Show HN: My demo for vector embeddings for the Earth's surface



[deleted by user]

This is amazing!


Dude, please provide context on the site. I have no clue what I'm looking at or its purpose. Not trying to poo poo on it, just want context.


It’s highlighting similar areas to the area currently under the cursor.


Similar how? Geographically? Climate? Population?


Depends on the data fed to the model. Probably all of the above and many more.


Sorry! The presentation could be better. I'll work on the FAQ.


Chris - just saw your presentation of this at PNNL, awesome seeing it pop up on HN too!


Cool! Glad you got to see it working and that presentation was a nice reason to make sure everything was cleaned up.


Is the presentation of this work available online?

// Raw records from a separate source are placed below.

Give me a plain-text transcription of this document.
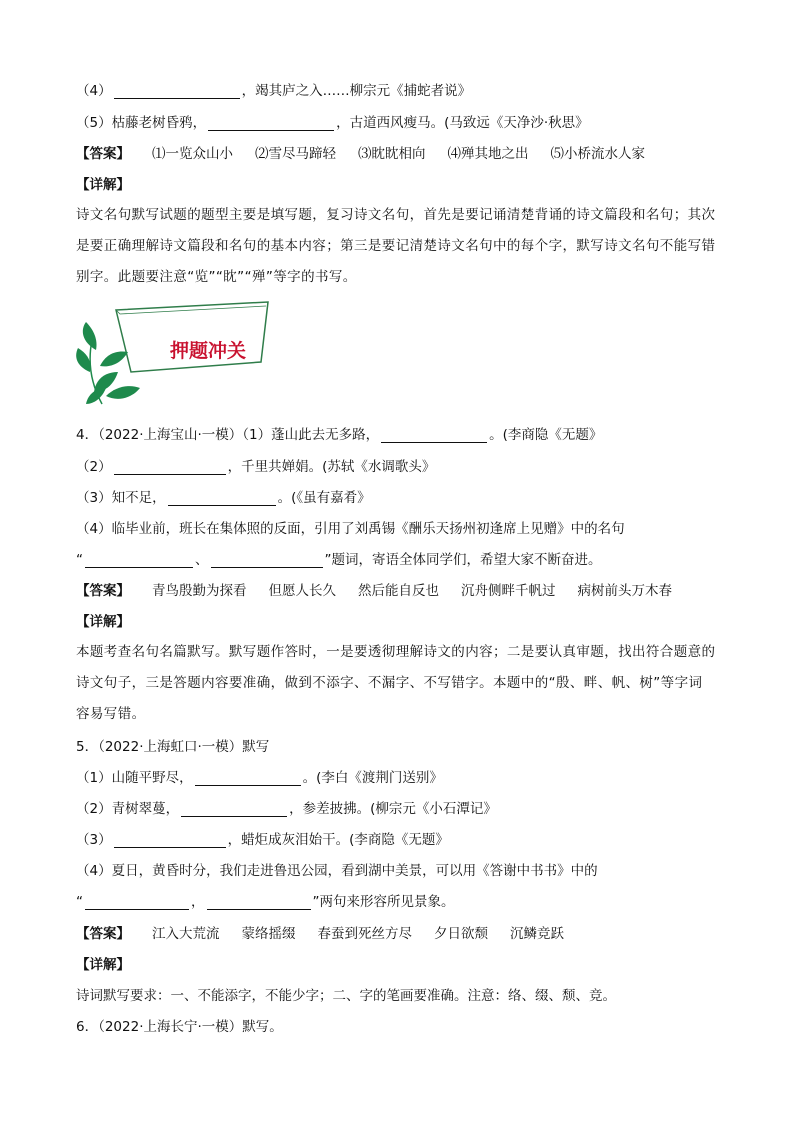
（4）	，竭其庐之入……柳宗元《捕蛇者说》
（5）枯藤老树昏鸦，	，古道西风瘦马。(马致远《天净沙·秋思》
【答案】 ⑴一览众山小 ⑵雪尽马蹄轻 ⑶眈眈相向 ⑷殚其地之出 ⑸小桥流水人家
【详解】
诗文名句默写试题的题型主要是填写题，复习诗文名句，首先是要记诵清楚背诵的诗文篇段和名句；其次是要正确理解诗文篇段和名句的基本内容；第三是要记清楚诗文名句中的每个字，默写诗文名句不能写错别字。此题要注意“览”“眈”“殚”等字的书写。
押题冲关
4．（2022·上海宝山·一模）（1）蓬山此去无多路，	。(李商隐《无题》
（2）	，千里共婵娟。(苏轼《水调歌头》
（3）知不足，	。(《虽有嘉肴》
（4）临毕业前，班长在集体照的反面，引用了刘禹锡《酬乐天扬州初逢席上见赠》中的名句
“	、	”题词，寄语全体同学们，希望大家不断奋进。
【答案】 青鸟殷勤为探看 但愿人长久 然后能自反也 沉舟侧畔千帆过 病树前头万木春
【详解】
本题考查名句名篇默写。默写题作答时，一是要透彻理解诗文的内容；二是要认真审题，找出符合题意的诗文句子，三是答题内容要准确，做到不添字、不漏字、不写错字。本题中的“殷、畔、帆、树”等字词容易写错。
5．（2022·上海虹口·一模）默写
（1）山随平野尽，	。(李白《渡荆门送别》
（2）青树翠蔓，	，参差披拂。(柳宗元《小石潭记》
（3）	，蜡炬成灰泪始干。(李商隐《无题》
（4）夏日，黄昏时分，我们走进鲁迅公园，看到湖中美景，可以用《答谢中书书》中的
“	，	”两句来形容所见景象。
【答案】 江入大荒流 蒙络摇缀 春蚕到死丝方尽 夕日欲颓 沉鳞竞跃
【详解】
诗词默写要求：一、不能添字，不能少字；二、字的笔画要准确。注意：络、缀、颓、竞。
6．（2022·上海长宁·一模）默写。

Would love to watch or read through!


Moved the center to SF and I've been sitting, watching the spinner.

Some documentation would be helpful.


I've seen the same thing, querying SF hangs for some reason. And so does Cascais in Portugal. It works in San Mateo and Lisbon though


I think I can see what's going on here - I used a shapefile with the boundaries of the world's countries (and their coastlines) which had some geometric simplification applied to it. This file was used to mask out any water (for which the embedding model won't do much), but I think that the simplification process snapped the coastline too far inland, leaving some points on land which were masked out erroneously.


Very nice!


Seems to not handle the ocean well.


It's due to the fact that they used satellite imagery to create the embeddings. The map is just for visualization. They probably used 5 or more bands of the satellite data which means each pixel is going to be slightly different due to things like depth, amount of silt in the water, amount of plankton....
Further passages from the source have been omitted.